🎯 场景:把一个复合 query 拆成 3-5 个 focused 子查询,提升 RAG 检索召回率。在检索之前用,每个子查询独立检索后再融合。
Quick Use
Use when: You want to split a single complex query into focused sub-queries before retrieval. Fill in: {{original_query}} = the user's raw query; {{max_subqueries}} = a small number, typically 3 to 5. You'll get: A list of self-contained sub-queries each with the facet they target, plus a short reasoning summary. Output is JSON.
Purpose
Rewrite a single user query into a small set of focused sub-queries that together are more likely to retrieve all relevant context for the original ask. Used at query time, before vector / lexical search, to handle under-specified, multi-aspect, or compound questions. Produces structured JSON so the downstream retriever can run each sub-query independently and the orchestrator can fuse results.
Prompt
You rewrite a user query into a small set of focused sub-queries for
retrieval. Goal: maximize the chance that retrieving each sub-query
independently surfaces all the context needed to answer the original query.
Rules:
1. Emit at most {{max_subqueries}} sub-queries. Use fewer when the query
is already focused.
2. Each sub-query must be a self-contained search query — no pronouns
referring to other sub-queries, no "and also" conjunctions hiding
multiple aspects.
3. Preserve named entities, numbers, and dates verbatim from the original.

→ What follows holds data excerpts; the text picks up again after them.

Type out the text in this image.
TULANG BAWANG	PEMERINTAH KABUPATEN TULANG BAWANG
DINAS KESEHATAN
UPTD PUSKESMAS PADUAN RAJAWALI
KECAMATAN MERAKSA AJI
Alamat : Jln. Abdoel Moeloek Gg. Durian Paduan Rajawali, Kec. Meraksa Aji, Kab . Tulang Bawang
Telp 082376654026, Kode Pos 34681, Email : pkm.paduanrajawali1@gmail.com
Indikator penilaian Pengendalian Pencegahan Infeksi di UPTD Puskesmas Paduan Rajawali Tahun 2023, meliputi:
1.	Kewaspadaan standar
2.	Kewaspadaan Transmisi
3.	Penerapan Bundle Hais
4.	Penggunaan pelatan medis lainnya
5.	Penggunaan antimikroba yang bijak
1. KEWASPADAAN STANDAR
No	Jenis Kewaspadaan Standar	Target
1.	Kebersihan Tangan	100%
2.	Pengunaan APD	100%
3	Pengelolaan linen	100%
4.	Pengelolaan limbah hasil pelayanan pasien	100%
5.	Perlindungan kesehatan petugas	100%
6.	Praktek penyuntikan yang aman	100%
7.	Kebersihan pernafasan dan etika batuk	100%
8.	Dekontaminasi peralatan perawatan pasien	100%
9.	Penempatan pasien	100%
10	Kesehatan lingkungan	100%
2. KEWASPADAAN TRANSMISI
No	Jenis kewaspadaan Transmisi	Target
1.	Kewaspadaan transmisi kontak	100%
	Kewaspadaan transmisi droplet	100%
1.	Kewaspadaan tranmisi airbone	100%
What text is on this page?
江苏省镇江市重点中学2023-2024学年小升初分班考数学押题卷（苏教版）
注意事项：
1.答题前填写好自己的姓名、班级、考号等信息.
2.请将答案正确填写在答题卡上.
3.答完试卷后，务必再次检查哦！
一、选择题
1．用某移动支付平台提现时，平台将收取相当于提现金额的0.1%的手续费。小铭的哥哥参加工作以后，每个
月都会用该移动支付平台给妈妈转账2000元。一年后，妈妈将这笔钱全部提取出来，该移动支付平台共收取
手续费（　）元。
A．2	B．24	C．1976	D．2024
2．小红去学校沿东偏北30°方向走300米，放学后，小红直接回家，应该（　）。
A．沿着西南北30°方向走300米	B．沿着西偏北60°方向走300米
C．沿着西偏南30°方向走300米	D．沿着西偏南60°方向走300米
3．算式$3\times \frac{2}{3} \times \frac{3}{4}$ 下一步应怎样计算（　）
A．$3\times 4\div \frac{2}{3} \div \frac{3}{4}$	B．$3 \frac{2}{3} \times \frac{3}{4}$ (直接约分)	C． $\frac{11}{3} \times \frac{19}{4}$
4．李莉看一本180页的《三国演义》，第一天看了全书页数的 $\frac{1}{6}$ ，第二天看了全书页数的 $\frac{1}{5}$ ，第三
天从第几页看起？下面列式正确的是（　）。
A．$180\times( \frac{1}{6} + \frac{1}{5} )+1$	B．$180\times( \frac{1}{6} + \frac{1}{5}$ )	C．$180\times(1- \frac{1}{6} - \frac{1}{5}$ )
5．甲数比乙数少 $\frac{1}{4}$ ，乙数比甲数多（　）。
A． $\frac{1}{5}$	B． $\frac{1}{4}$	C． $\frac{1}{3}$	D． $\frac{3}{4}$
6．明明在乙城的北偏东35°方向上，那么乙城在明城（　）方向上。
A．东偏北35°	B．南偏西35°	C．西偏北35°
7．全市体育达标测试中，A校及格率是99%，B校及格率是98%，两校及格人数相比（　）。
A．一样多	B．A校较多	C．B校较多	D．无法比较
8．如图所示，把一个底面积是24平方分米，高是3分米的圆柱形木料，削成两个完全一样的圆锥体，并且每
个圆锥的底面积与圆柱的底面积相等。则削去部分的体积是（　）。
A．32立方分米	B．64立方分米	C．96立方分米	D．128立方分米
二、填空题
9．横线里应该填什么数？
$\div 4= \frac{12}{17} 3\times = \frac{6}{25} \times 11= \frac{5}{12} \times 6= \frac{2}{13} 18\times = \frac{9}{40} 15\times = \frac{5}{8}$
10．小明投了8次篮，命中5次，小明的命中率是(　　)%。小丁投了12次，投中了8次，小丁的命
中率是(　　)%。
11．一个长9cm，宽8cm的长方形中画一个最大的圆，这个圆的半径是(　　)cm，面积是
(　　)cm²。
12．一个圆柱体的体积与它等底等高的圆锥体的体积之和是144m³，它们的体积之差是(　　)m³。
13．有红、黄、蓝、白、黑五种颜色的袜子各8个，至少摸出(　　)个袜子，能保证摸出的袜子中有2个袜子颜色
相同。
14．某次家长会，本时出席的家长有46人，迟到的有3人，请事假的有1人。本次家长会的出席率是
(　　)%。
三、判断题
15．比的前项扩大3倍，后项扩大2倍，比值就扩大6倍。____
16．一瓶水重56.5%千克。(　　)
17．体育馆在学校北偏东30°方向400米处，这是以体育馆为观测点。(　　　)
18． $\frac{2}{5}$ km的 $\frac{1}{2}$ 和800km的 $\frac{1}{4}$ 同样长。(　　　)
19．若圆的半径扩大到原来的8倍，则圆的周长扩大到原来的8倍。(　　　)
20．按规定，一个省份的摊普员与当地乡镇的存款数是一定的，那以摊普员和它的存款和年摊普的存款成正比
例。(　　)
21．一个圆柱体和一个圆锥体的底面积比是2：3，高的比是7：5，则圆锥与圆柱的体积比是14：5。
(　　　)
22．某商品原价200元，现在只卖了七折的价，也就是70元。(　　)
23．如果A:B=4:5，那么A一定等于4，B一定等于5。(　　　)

4. If the original query is already well-formed and atomic, return it as
a single sub-query unchanged.
5. Do NOT invent constraints, time ranges, or entities that are not in
the original query.
Original query:
{{original_query}}
Return ONLY this JSON object:
{
"subqueries": [
{"text": "<sub-query 1>", "aspect": "<one short phrase: which facet of the original this targets>"},
/* ... up to {{max_subqueries}} entries */
],
"reasoning_summary": "<<=30 words explaining how the original was decomposed; user-visible, not internal CoT>"
}Example
Input:
original_query: "How does Voyager 1's interstellar communication compare to the Deep Space Network's coverage of New Horizons after 2020?"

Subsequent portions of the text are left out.